Struggle Spiral

I will never understand why some days, for no tangible reason, just feel harder than others.  I am so emotional today about my life with Kiran.

School drop off and pick up are just lonely.  I struggle already with being an outgoing person, so I have to be in a certain headspace to force myself to initiate conversations.  I still do it frequently, but it doesn’t come easily or naturally.  And it doesn’t help that most of the other parents – moms, especially, which I find interesting – have put a bubble around us.  It’s like we have the plague, and they are worried Kiran is contagious.

My brain tells me they just aren’t sure how to interact with us.  I also don’t know how to bridge that gap, so understanding it doesn’t make it hurt any less.
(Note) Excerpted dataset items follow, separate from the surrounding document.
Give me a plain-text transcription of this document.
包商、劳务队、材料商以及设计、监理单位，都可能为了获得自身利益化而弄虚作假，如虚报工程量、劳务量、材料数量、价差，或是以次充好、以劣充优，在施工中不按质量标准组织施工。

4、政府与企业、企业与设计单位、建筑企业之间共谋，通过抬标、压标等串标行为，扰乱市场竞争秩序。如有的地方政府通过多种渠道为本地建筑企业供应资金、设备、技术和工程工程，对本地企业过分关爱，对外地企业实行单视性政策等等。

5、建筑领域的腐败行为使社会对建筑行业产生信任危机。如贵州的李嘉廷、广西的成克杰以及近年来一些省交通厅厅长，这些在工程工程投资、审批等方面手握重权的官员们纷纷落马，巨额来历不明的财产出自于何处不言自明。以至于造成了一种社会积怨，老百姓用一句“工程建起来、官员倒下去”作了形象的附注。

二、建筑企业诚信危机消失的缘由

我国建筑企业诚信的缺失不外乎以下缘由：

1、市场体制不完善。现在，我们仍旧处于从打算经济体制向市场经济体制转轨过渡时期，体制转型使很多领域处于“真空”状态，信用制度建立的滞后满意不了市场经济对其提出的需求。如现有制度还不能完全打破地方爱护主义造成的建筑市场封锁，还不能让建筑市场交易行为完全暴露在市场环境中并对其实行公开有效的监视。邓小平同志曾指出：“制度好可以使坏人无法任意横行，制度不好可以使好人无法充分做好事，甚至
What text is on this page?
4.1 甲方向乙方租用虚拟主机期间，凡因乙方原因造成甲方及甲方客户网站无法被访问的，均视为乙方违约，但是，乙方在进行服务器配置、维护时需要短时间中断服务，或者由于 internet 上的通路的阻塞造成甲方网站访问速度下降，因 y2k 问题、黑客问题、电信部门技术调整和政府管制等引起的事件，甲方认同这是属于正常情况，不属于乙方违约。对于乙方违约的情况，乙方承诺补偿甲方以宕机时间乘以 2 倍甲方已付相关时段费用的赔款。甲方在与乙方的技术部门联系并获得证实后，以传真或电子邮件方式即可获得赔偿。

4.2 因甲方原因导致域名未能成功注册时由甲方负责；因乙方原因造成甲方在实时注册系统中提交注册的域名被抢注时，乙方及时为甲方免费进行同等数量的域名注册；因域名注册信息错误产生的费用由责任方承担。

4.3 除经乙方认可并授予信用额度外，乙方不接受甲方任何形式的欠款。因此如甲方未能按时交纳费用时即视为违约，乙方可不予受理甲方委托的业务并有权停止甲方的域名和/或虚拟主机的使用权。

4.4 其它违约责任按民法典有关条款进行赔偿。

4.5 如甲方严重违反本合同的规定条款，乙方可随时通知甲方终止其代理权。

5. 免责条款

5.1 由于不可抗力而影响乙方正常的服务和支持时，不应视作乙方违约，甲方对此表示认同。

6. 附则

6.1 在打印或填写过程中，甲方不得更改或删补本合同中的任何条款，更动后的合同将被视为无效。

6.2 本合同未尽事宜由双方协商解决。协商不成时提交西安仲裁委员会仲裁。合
I also grow cynical and wonder why I should even bother trying.  I don’t have any other children; no neurotypical children with which to find common ground.  I am Kiran’s mom only, and it’s my only experience being a parent.  I have next to nothing in common with the average parent of neurotypical kids.  If conversation ever went beyond the damn weather, I’m not even sure I could contribute.

Adult friendships are hard anyway, and I find this to be continually exhausting and painful.

I had an appointment today, and my esthetician, who usually simply leaves it as “How is your son doing?” decided to go deeper.  She asked if he communicates with signs.  So I explained where we are with his communication skills, which is also a difficult subject.  It’s hard to help someone who doesn’t know him at all or have any concept of his life so far understand who he is.  It’s painful for me to talk about his lack of communication ability.

And today was one of those days, at preschool pickup, watching all the other kids running to their parents, yelling “Mommy!” or “Daddy!”….I have just been on the verge of tears all day.

My absolute saving grace in all of this is I know these are my struggles.  They belong to me.  Kiran doesn’t struggle with these things.  He is happy to be around his classmates.  He has a few friends who play with him often, and the classroom environment is very inclusive.  He doesn’t seem to grasp – or care – that he is different.  He is happy, and he is loved.

Ultimately, that’s what matters.  I’m doing something right, even on the days I feel like I do everything wrong.  Even on the days that hurt like hell.  Even on the days I just wish our life could be different.

He is happy.  He is loved.  It’s a long road ahead, but we journey together.